Chance and Necessity: Essay on the Natural Philosophy of Modern Biology (French: Le Hasard et la Nécessité: Essai sur la philosophie naturelle de la biologie moderne) is a 1970 book by Nobel Prize winner Jacques Monod, interpreting the processes of evolution to show that life is only the result of natural processes by "pure chance". The basic tenet of this book is that systems in nature with molecular biology, such as enzymatic biofeedback loops can be explained without having to invoke final causality.

In this book, Monod adopted the term teleonomic to permit recognition of purpose in biology without appealing to a final cause.

According to the introduction the book's title was inspired by a line attributed to Democritus, "Everything existing in the universe is the fruit of chance and necessity."

The first U.S. edition (New York: Vintage, 1971), translated by Austryn Wainhouse, won the National Book Award in category Translation.

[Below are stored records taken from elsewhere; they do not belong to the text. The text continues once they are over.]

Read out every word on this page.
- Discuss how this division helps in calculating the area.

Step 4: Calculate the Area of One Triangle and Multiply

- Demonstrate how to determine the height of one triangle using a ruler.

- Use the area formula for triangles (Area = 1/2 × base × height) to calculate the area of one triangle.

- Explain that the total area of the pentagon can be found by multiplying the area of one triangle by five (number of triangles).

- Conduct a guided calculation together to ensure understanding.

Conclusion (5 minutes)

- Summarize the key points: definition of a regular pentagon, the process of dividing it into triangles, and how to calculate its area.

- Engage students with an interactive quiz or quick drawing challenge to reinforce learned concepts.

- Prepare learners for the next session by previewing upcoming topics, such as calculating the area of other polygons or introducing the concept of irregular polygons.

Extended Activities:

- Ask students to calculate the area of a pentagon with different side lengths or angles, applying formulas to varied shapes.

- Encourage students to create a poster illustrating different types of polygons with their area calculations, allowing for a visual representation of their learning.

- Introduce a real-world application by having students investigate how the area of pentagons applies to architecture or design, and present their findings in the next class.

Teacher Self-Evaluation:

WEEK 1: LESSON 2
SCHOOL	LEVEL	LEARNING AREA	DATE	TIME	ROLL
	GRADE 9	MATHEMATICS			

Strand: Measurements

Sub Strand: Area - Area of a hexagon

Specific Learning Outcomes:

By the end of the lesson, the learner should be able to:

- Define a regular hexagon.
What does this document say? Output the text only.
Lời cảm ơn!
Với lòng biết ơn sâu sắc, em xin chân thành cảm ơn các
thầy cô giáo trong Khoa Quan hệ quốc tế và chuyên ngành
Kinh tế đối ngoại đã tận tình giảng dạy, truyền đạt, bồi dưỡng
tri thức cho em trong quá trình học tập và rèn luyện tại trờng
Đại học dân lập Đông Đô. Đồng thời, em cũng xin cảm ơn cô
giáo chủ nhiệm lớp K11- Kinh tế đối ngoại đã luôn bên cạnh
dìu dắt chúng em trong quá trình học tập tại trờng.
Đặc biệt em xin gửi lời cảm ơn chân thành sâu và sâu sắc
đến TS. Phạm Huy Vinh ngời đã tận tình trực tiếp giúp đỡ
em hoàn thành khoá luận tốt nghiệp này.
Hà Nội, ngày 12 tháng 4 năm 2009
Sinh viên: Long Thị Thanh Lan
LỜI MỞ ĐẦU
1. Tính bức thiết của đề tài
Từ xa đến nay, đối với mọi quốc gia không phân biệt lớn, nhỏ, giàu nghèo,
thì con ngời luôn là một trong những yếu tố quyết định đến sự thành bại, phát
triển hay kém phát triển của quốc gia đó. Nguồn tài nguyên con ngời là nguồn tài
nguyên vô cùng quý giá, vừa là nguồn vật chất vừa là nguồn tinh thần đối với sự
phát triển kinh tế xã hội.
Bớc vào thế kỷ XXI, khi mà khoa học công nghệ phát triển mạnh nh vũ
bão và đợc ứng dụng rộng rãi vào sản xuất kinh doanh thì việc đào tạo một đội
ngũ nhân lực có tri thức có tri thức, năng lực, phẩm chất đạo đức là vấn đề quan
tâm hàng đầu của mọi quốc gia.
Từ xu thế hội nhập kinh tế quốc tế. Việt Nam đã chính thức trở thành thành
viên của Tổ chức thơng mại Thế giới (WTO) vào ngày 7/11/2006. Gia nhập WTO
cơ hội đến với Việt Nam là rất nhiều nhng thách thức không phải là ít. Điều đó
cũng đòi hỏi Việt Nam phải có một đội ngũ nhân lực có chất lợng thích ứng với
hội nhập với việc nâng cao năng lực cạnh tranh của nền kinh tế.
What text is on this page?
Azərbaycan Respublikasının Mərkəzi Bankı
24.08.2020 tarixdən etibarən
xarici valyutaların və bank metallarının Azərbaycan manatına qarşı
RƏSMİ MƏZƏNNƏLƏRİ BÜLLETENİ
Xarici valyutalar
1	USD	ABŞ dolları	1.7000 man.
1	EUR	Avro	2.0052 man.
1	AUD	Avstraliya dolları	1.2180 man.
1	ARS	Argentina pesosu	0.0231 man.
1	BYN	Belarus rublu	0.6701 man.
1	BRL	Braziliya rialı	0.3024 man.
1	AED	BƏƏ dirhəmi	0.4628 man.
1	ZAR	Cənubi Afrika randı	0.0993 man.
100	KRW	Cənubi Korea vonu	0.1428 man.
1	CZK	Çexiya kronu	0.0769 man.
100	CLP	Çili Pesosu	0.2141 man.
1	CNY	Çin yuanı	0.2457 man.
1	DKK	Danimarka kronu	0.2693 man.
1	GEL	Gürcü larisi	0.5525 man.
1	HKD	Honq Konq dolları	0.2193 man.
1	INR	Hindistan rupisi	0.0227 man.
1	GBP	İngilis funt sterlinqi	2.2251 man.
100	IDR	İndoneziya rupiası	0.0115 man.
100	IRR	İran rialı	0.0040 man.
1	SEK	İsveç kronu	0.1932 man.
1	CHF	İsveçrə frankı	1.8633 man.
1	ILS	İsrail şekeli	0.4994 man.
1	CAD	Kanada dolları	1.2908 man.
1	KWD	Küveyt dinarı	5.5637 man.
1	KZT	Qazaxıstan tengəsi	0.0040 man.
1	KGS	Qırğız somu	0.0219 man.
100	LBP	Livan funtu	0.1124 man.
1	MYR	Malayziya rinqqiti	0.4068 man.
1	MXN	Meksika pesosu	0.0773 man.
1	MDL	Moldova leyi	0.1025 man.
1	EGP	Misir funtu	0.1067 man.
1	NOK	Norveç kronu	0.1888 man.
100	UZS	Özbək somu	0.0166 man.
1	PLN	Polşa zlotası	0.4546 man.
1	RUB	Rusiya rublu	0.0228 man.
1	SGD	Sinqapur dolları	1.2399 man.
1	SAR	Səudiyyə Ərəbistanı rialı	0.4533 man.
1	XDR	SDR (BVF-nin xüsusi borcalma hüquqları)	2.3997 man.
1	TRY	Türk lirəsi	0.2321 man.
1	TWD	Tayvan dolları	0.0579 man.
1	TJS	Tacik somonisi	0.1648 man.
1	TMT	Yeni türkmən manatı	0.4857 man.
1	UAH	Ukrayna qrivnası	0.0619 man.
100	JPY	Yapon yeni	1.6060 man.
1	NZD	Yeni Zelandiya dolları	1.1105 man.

Monod starts the preface of the book by saying that biology is both marginal and central. He goes on to explain that it is marginal because the living world is only a fraction of the universe. Monod believes the ultimate aim of science is to "clarify man's relationship to the universe" (Monod, xi) and from that reasoning he accords biology a central role. He goes on to state that he does not intend to make a thorough survey of modern biology but rather to "bring out the form of its key concepts and to point out their logical relationships with other areas of thought…it is an avowed attempt to extract the quintessence of the molecular theory of the code" (Monod, xiii). Monod stresses the importance of the molecular theory of the genetic code as a physical theory of heredity and brands it as the "secret of life". He continues to explain how this important discovery has made it the duty of scientists to share with and enhance other disciplines of thought such as philosophy. Toward the end of the preface Monod offers apology for any overly tedious or technical sections. He also warns that some ethical and political ideas he presents may seem naïve or ambitious but then states "Modesty benefits the scientist, but not the ideas that inhabit him and which he is under the obligation of upholding"(Monod, xiv). In the last paragraph of the preface Monod explains that his essay developed from the Robins Lectures that he gave in 1969 at Pomona College.